Similar to the last point about activities, clearly delineate who does what at each stage of the funnel. Where’s the hand-off between marketing and sales? What promotional material do we provide at each stage?

A showy social media post, for instance, might be good for a prospect at the awareness stage, but not for one in the decision stage. The latter would likely prefer a product comparison graphic. Each stage should be linked to content suited to the buyer’s interest level, encouraging them to continue along the funnel. 

5. Regularly Maintain and Readjust Your Sales Funnel

If there’s a shift in your target audience, products, or industry trends, adjust your sales funnel accordingly. Even so, the time between tune-ups varies by company and industry. An e-commerce business may update its funnel every few months, while a lawyer might wait a decade.

But if you don’t maintain an effective funnel and stay relevant, you run the risk of losing customers to competitors offering a more up-to-date experience.

Conclusion

A sales funnel details a buyer’s journey, from the moment they first hear a company’s name to their post-purchase reviews and transformation into a loyal customer. 

An effective sales funnel with clear stages optimizes marketing and sales activities, resulting in more sales and greater revenue. Companies without a robust sales funnel tend to fall behind, so it’s a good idea to take the time to develop one for you and your sales team. 

FAQs

What is the purpose of a sales funnel?

Having a sales funnel helps businesses understand their customers’ buying journey and thoughts at each stage of the buying process. By mapping out the different funnel stages, businesses can create targeted marketing strategies to move potential customers from one stage to the next, ultimately converting them into paying customers. It can also help businesses identify areas where potential customers drop off and take corrective action.

How can I map out my sales funnel?

To map out your sales funnel, first identify your target audience and the stages your customers go through in your customer journey. Set clear metrics, activities, and goals for each stage. Then, create content and sales strategies tailored to each stage to move customers down the funnel.

What are some best practices for my sales funnel?
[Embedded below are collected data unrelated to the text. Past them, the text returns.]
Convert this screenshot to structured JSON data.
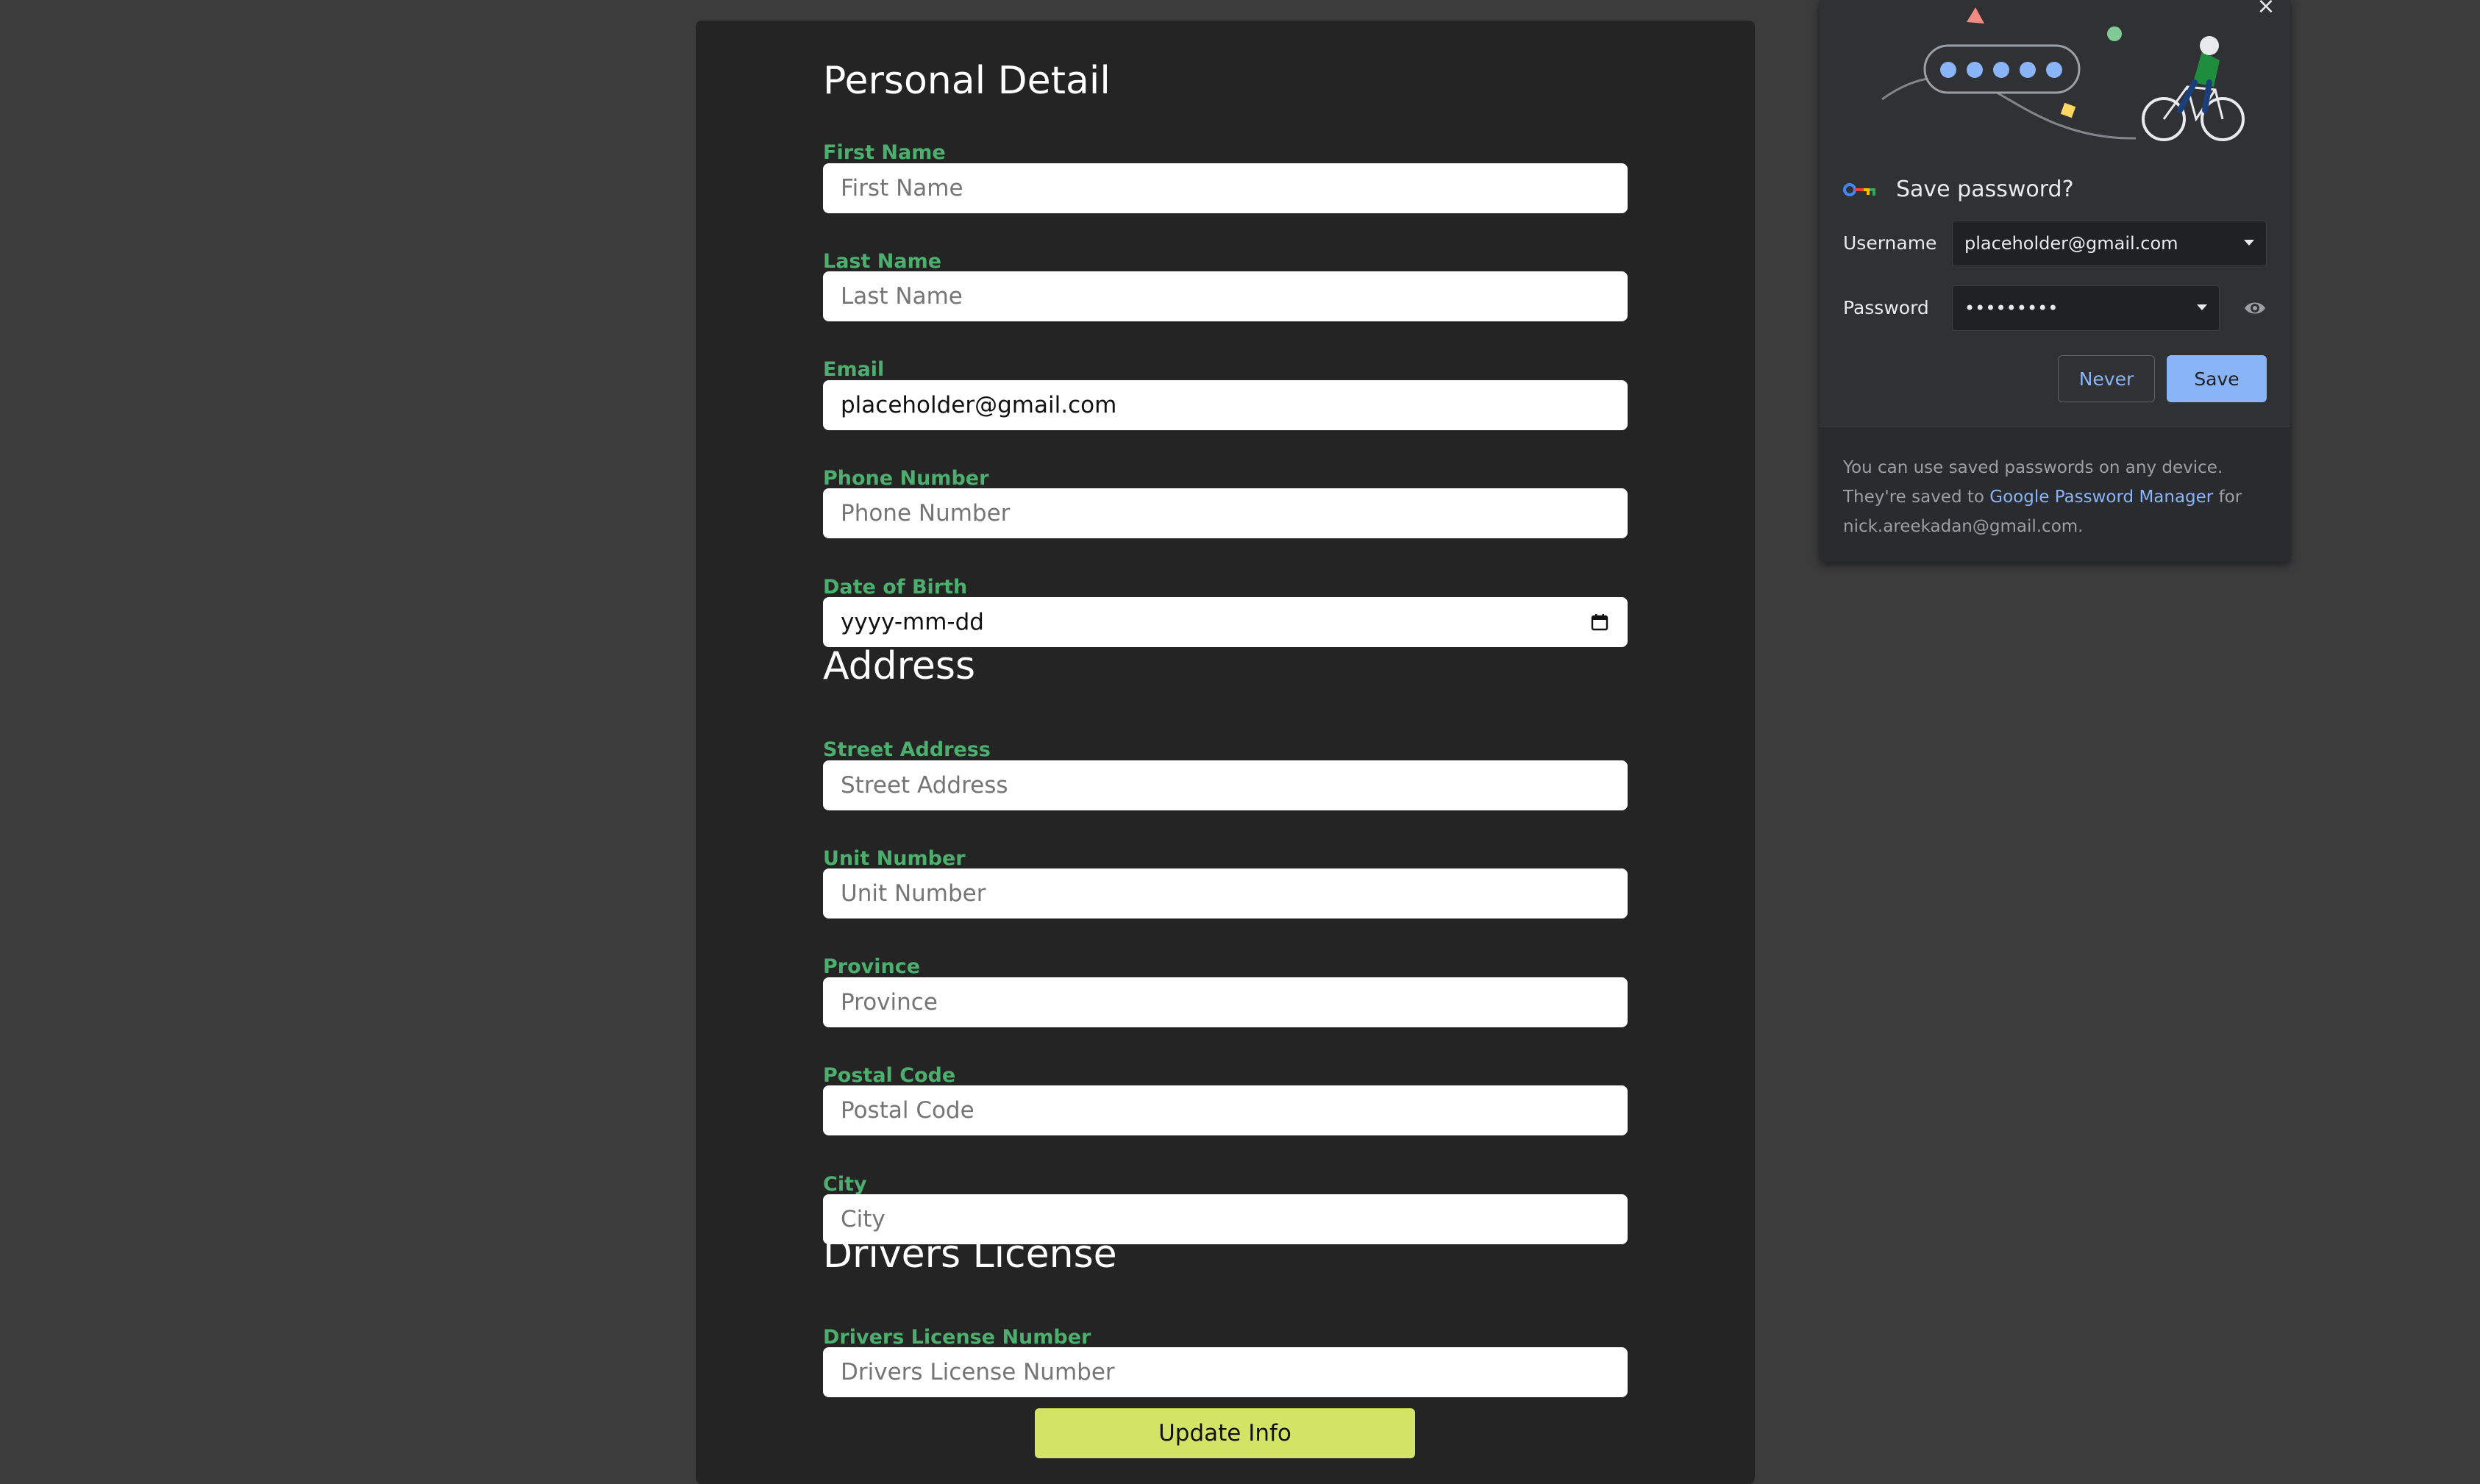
{
  "form": {
    "personal_title": "Personal Detail",
    "first_name": {
      "label": "First Name",
      "placeholder": "First Name"
    },
    "last_name": {
      "label": "Last Name",
      "placeholder": "Last Name"
    },
    "email": {
      "label": "Email",
      "value": "placeholder@gmail.com"
    },
    "phone": {
      "label": "Phone Number",
      "placeholder": "Phone Number"
    },
    "dob": {
      "label": "Date of Birth",
      "value": "yyyy-mm-dd"
    },
    "address_title": "Address",
    "street": {
      "label": "Street Address",
      "placeholder": "Street Address"
    },
    "unit": {
      "label": "Unit Number",
      "placeholder": "Unit Number"
    },
    "province": {
      "label": "Province",
      "placeholder": "Province"
    },
    "postal": {
      "label": "Postal Code",
      "placeholder": "Postal Code"
    },
    "city": {
      "label": "City",
      "placeholder": "City"
    },
    "license_title": "Drivers License",
    "license": {
      "label": "Drivers License Number",
      "placeholder": "Drivers License Number"
    },
    "submit_label": "Update Info"
  },
  "password_popup": {
    "title": "Save password?",
    "username_label": "Username",
    "username_value": "placeholder@gmail.com",
    "password_label": "Password",
    "password_value": "•••••••••",
    "never_label": "Never",
    "save_label": "Save",
    "footer_text_1": "You can use saved passwords on any device. They're saved to ",
    "footer_link": "Google Password Manager",
    "footer_text_2": " for nick.areekadan@gmail.com."
  },
  "colors": {
    "label_green": "#4caf6e",
    "button_lime": "#d2e466",
    "popup_accent": "#8ab4f8",
    "card_bg": "#242424",
    "page_bg": "#3c3c3c"
  },
  "icons": [
    "close-icon",
    "key-icon",
    "chevron-down-icon",
    "eye-icon",
    "calendar-icon"
  ]
}
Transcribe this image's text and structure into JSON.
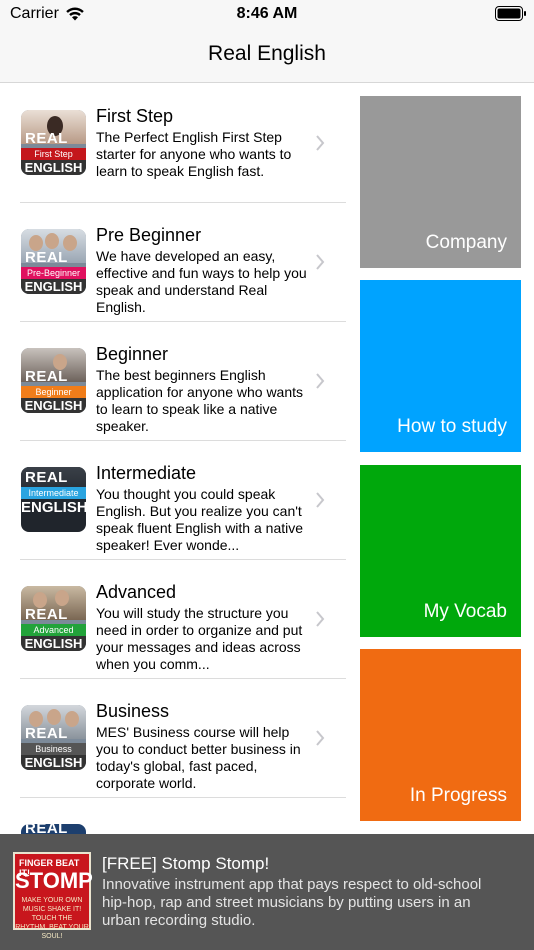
{
  "status_bar": {
    "carrier": "Carrier",
    "time": "8:46 AM"
  },
  "nav": {
    "title": "Real English"
  },
  "courses": [
    {
      "title": "First Step",
      "description": "The Perfect English First Step starter for anyone who wants to learn to speak English fast.",
      "thumb": {
        "real": "REAL",
        "band": "First Step",
        "english": "ENGLISH",
        "band_color": "#c4161c"
      }
    },
    {
      "title": "Pre Beginner",
      "description": "We have developed an easy, effective and fun ways to help you speak and understand Real English.",
      "thumb": {
        "real": "REAL",
        "band": "Pre-Beginner",
        "english": "ENGLISH",
        "band_color": "#e0115f"
      }
    },
    {
      "title": "Beginner",
      "description": "The best beginners English application for anyone who wants to learn to speak like a native speaker.",
      "thumb": {
        "real": "REAL",
        "band": "Beginner",
        "english": "ENGLISH",
        "band_color": "#f07d1a"
      }
    },
    {
      "title": "Intermediate",
      "description": "You thought you could speak English. But you realize you can't speak fluent English with a native speaker! Ever wonde...",
      "thumb": {
        "real": "REAL",
        "band": "Intermediate",
        "english": "ENGLISH",
        "band_color": "#2aa4e0"
      }
    },
    {
      "title": "Advanced",
      "description": "You will study the structure you need in order to organize and put your messages and ideas across when you comm...",
      "thumb": {
        "real": "REAL",
        "band": "Advanced",
        "english": "ENGLISH",
        "band_color": "#22a33a"
      }
    },
    {
      "title": "Business",
      "description": "MES' Business course will help you to conduct better business in today's global, fast paced, corporate world.",
      "thumb": {
        "real": "REAL",
        "band": "Business",
        "english": "ENGLISH",
        "band_color": "#555555"
      }
    },
    {
      "title": "",
      "description": "",
      "thumb": {
        "real": "REAL",
        "band": "",
        "english": "",
        "band_color": "#1d3f6e"
      }
    }
  ],
  "tiles": [
    {
      "label": "Company",
      "color": "#999999"
    },
    {
      "label": "How to study",
      "color": "#00a3ff"
    },
    {
      "label": "My Vocab",
      "color": "#00a80c"
    },
    {
      "label": "In Progress",
      "color": "#f06b12"
    }
  ],
  "ad": {
    "title": "[FREE] Stomp Stomp!",
    "description": "Innovative instrument app that pays respect to old-school hip-hop, rap and street musicians by putting users in an urban recording studio.",
    "logo": {
      "top_text": "FINGER BEAT IT!",
      "main_text": "STOMP",
      "sub_text": "MAKE YOUR OWN MUSIC SHAKE IT! TOUCH THE RHYTHM, BEAT YOUR SOUL!"
    }
  }
}
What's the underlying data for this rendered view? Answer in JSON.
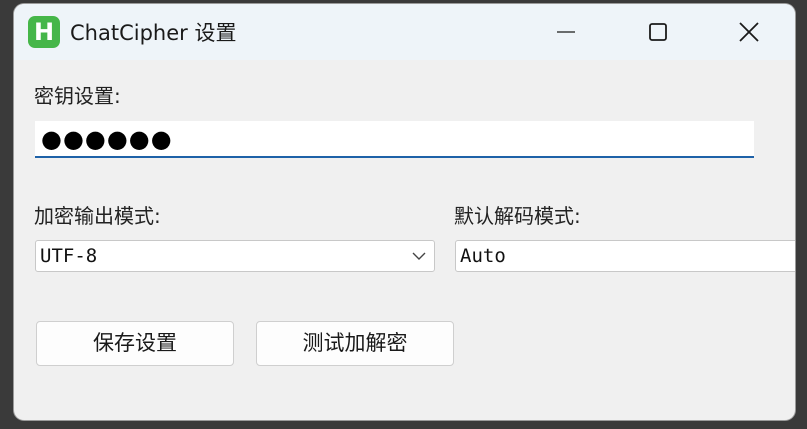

Once you’ve mapped out your sales funnel, update it regularly to stay relevant with your target audience. Additionally, if you have separate marketing and sales teams, clearly specify which team does what at each funnel stage to prevent inefficient overlaps and gaps.

Can sales funnels work for all types of businesses?

Regardless of industry or size, all types of businesses should have a sales funnel to understand and cater to their customers, whose patronage companies need to survive. However, the stages and strategies used in the funnel may vary depending on the nature of the business and its target audience. It’s essential to tailor the sales funnel to fit the specific needs and objectives of the business.

How can I ensure my sales funnel is effective?

To ensure your sales funnel is effective, track relevant metrics, such as conversion rates and customer engagement, and use that data to make data-driven decisions to optimize your funnel. Additionally, regularly test different strategies and content to identify what works best for your target audience and adjust accordingly.